The most interesting insight in Yu, Toon,  Robock,  et al.'s  paper is its confirmation of the "once in a blue moon" rarity of stratospheric smoke injections. 

The orignal 1983 TTAPS paper- Owen Toon is the second T, presumed stratospheric injection would be the norm, and postulated that teragrams of black smoke from thousands of nuclear attack  fires would simultaneously rise past the tropopause, creating a hemispheric optical depth of up to  20,  reducing sunlight by  roughly 3 to 6  orders of magnitude, dropping surface temperatures by tens of degrees to create a lethal global deep freeze lasting for months or years. 

Climate communicator Carl Sagan, the S in TTAPS,  publicly equated the modeled effects with those of the K-T asteroid impact and wrote that:
 " The extinction of Homo sapiens cannot be excluded."  
He asserted his "Apocalyptic predictions" to be the "robust" products of a "sophisticated one dimensional model." and wrote  in Foreign Affairs  that , never mind the smoke,  cooling from dust alone. even from a 50 megaton a nuclear war 100 times smaller that TTAPS 5,000 megaton "baseline" case would produce equally dire effects.
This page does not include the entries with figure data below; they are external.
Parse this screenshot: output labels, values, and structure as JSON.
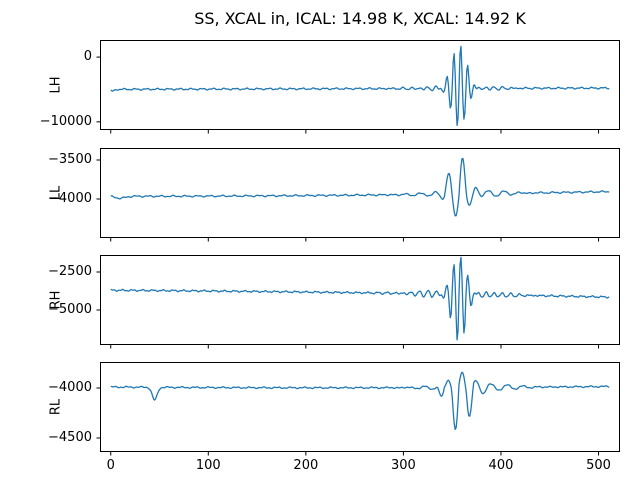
{
  "title": "SS, XCAL in, ICAL: 14.98 K, XCAL: 14.92 K",
  "chart_data": {
    "type": "line",
    "line_color": "#1f77b4",
    "background": "#ffffff",
    "legend": "none",
    "grid": false,
    "x": {
      "start": 0,
      "end": 511,
      "lim": [
        -11,
        522
      ],
      "ticks": [
        0,
        100,
        200,
        300,
        400,
        500
      ],
      "tick_labels": [
        "0",
        "100",
        "200",
        "300",
        "400",
        "500"
      ]
    },
    "subplots": [
      {
        "ylabel": "LH",
        "ylim": [
          -11260,
          2640
        ],
        "yticks": [
          0,
          -10000
        ],
        "ytick_labels": [
          "0",
          "−10000"
        ],
        "baseline": {
          "start": -4980,
          "end": -4780,
          "sag": 0
        },
        "noise": [
          [
            90,
            0.55,
            0.3
          ],
          [
            60,
            1.3,
            2.1
          ]
        ],
        "bursts": [
          {
            "center": 357,
            "sigma": 8,
            "wavelength": 7,
            "amp_pos": 6450,
            "amp_neg": 5600
          },
          {
            "center": 357,
            "sigma": 32,
            "wavelength": 8.5,
            "amp_pos": 420,
            "amp_neg": 420
          }
        ],
        "notches": [
          {
            "center": 2,
            "sigma": 2,
            "depth": 300
          }
        ]
      },
      {
        "ylabel": "LL",
        "ylim": [
          -4500,
          -3346
        ],
        "yticks": [
          -3500,
          -4000
        ],
        "ytick_labels": [
          "−3500",
          "−4000"
        ],
        "baseline": {
          "start": -3965,
          "end": -3905,
          "sag": -15
        },
        "noise": [
          [
            7,
            0.5,
            1.0
          ],
          [
            5,
            1.1,
            0.4
          ]
        ],
        "bursts": [
          {
            "center": 357,
            "sigma": 10,
            "wavelength": 15,
            "amp_pos": 555,
            "amp_neg": 360
          },
          {
            "center": 365,
            "sigma": 30,
            "wavelength": 17,
            "amp_pos": 55,
            "amp_neg": 55
          }
        ],
        "notches": [
          {
            "center": 10,
            "sigma": 5,
            "depth": 25
          }
        ]
      },
      {
        "ylabel": "RH",
        "ylim": [
          -7303,
          -1382
        ],
        "yticks": [
          -2500,
          -5000
        ],
        "ytick_labels": [
          "−2500",
          "−5000"
        ],
        "baseline": {
          "start": -3700,
          "end": -4150,
          "sag": 60
        },
        "noise": [
          [
            40,
            0.6,
            0.8
          ],
          [
            28,
            1.5,
            2.0
          ]
        ],
        "bursts": [
          {
            "center": 357,
            "sigma": 8,
            "wavelength": 7,
            "amp_pos": 2250,
            "amp_neg": 2900
          },
          {
            "center": 357,
            "sigma": 36,
            "wavelength": 8.5,
            "amp_pos": 280,
            "amp_neg": 280
          }
        ],
        "notches": []
      },
      {
        "ylabel": "RL",
        "ylim": [
          -4640,
          -3740
        ],
        "yticks": [
          -4000,
          -4500
        ],
        "ytick_labels": [
          "−4000",
          "−4500"
        ],
        "baseline": {
          "start": -3990,
          "end": -3985,
          "sag": -10
        },
        "noise": [
          [
            5,
            0.45,
            0.2
          ],
          [
            4,
            1.2,
            1.5
          ]
        ],
        "bursts": [
          {
            "center": 357,
            "sigma": 11,
            "wavelength": 15,
            "amp_pos": 180,
            "amp_neg": 480
          },
          {
            "center": 368,
            "sigma": 32,
            "wavelength": 17,
            "amp_pos": 45,
            "amp_neg": 45
          }
        ],
        "notches": [
          {
            "center": 45,
            "sigma": 2.5,
            "depth": 130
          }
        ]
      }
    ]
  }
}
Forest fire experiments were accordingly carried out in Canada  in the 80's to test TTAPS 'nuclear winter' hypothesis but they failed to produce produce high optical depths or evidence of solar plume bouyancy or stratospheric smoke transport. It took three decades before one natural wildfire out of hundreds produced either.

Black smoke from the appallingly intense Kuwait Oil Fires also failed to penetrate the tropopause. although Sagan warned ABC Nightline viewers that their emissions would collapse the Asian monsoon and cause a regional famine. It didn't happen.
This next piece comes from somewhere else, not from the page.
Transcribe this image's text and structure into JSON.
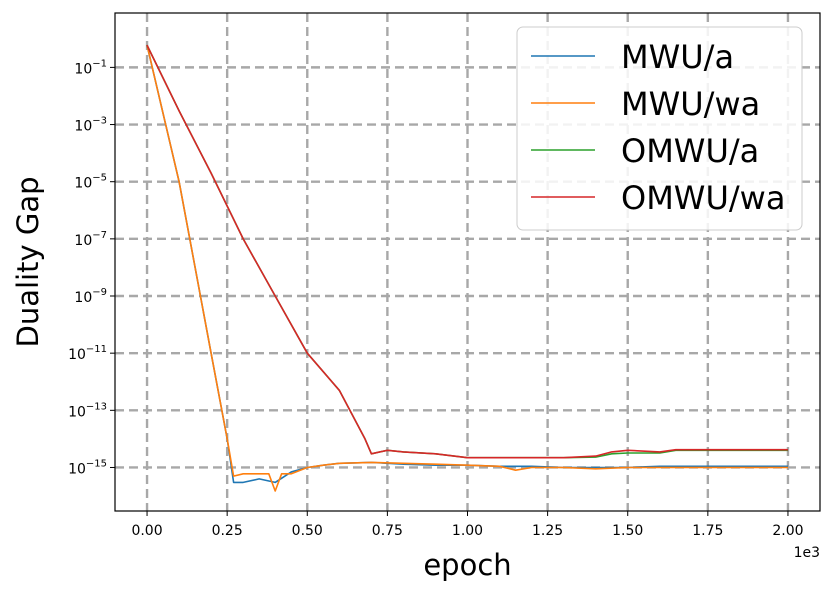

There was once a case for climate modeling hyperbole in the service of disarmament, but the Cold War is long gone. While  Alan Robock remains  at liberty to call radiative forcing , and single digit temperature changes  from   more modern and realistic  low optical depth GCM  model intercomparisons, "nuclear winter ", the  two most salient feature of this study are that, as was objected in the 1980's, photochemisry militates against  the ooptical depth persistance that  TTAPS presumed in adducing the term 'nuclear winter.

Smoke plumes that reach the stratosphere remaiin rare outliers-  we had to wait more than a generation for satellites to catch one in the act. 
While it is  easy  to paint  a model's  sky black- just tell the systems programmer to adjust the code, models are not things ,and the material world is under no obligation to emulate parameters chosen or guessed at in the name of the precautionary principle.  

TTAPS and the term 'nuclear winter were criticized as just such a case by climate modelers and statregic policy analyst alike, notably Climatic Change founder  Steve Schneider, and John Holdren's predecessor as Pugwash president, George Rathjens of MIT.